Yes, by reducing the number of vehicles, there would be some amount of reduction of pollution initially – but this can be negated easily as people have started owning more than one or even two vehicles(with the objective that they have at least one with an odd number and another with an even number). And in any case studies done by IIT have indicated that vehicular pollution is only a small portion of the total air pollution in Delhi.
But here are some hard facts to consider before other cities try and replicate the Delhi scheme.
A seasonal factor
Pollution is not limited by State boundaries. Pollution from neighbouring towns including industrial townships within 50-80 km of Delhi’s boundaries probably have more harmful material being uploaded into the atmosphere every hour than all the vehicles (with euro standards) that can run through/in Delhi probably in a week. In some industrial townships enroute to Jaipur, barely 50 km from Delhi border, it is difficult to even stand on the road because of the pollution. The same fumes (mostly invisible) reach Delhi as well. Then, there’s the fact that high pollution is a seasonal factor in Delhi’s winters because of fog and burning of crop in nearby villages.
There’s large amount of pollution created not by large power stations but by smaller ones -- the large private diesel generators that run offices and plush housing colonies in and around Delhi simply because there’s adequate power to meet their demand from the utility companies.
In the exemptions provided to implement the scheme, it’s ludicrous that the State government allowed private two-wheelers that by any stretch of imagination are more polluting than cars. Not to mention the sound some these bikes create (yes there’s something called noise pollution as well).
The question that comes to mind is: Did people willingly stick to this policy for the larger good? There’s no clear answer. Some may have done this for the good cause and didn’t want to break the law. Then there were some who feared paying a hefty fine or for that matter did not want to be caught on social media driving the wrong car on the wrong day. And, in the back of their mind was also the fact that the scheme was temporary and found a way to adjust.
For cities even thinking of implementing this scheme should remember, Delhi is built in concentric circles with interconnections thereby giving several options to go from one point to another. This is unlike any other city in the country–like say Mumbai or even Bengaluru.
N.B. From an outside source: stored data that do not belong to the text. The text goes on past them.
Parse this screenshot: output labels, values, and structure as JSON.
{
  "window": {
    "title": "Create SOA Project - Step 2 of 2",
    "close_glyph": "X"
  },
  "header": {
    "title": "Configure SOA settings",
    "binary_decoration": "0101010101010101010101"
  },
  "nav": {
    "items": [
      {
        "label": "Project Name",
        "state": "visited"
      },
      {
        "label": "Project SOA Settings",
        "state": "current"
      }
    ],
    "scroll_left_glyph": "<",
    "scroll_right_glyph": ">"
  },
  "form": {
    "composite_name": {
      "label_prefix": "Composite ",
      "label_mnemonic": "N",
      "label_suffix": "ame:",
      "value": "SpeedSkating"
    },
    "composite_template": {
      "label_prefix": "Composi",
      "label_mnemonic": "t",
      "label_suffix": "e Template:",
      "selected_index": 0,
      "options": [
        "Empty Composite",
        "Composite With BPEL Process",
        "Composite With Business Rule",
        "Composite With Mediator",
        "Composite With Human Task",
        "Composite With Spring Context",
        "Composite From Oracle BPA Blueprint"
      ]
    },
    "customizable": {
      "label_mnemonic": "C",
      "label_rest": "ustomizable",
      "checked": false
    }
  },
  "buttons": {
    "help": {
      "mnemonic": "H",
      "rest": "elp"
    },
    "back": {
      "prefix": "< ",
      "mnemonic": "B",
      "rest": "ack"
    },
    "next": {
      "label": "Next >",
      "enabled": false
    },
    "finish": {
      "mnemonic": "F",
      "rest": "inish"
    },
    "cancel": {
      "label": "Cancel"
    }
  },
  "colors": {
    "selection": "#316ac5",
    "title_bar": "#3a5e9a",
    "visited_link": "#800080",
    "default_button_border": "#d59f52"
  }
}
This feature of Delhi gives the distinct advantage of diverting traffic to other feeders in case of a jam or huge backing up in one section of the road in Delhi – something that other cities don’t have.
Then Delhi’s public transport (which is a substitute for using car), including its metro network and city buses are more and better than other cities. But even these in Delhi can be stretched up to a particular point and not beyond (you can’t have a metro train longer than the station). Other cities fall far behind in public transport especially in metro trains.
It needs to be mentioned that it’s not as though there have been no steps in the past to reduce Delhi’s pollution – from introducing pollution-free certificates to CNG vehicles, lots of initiatives have been done. It’s not as though these have not worked. It’s just that they have not been enough which is why pollution levels are still high in the city. Imagine the situation if these initiatives were not taken at all.
All stake holders need to be involved in order to stop or arrest the rise in pollution of which having a robust public transport system is one element.
Curbing vehicles is not the long-term solution to the pollution problem. Rather it’s just a headline hogging one which can be played either way in the case of Delhi – success is mine and failure is yours.
We don’t need that in the battle against pollution and building a better future.
The success of the Delhi scheme is in the fact that some drivers have now learnt what an even number is and what an odd number is!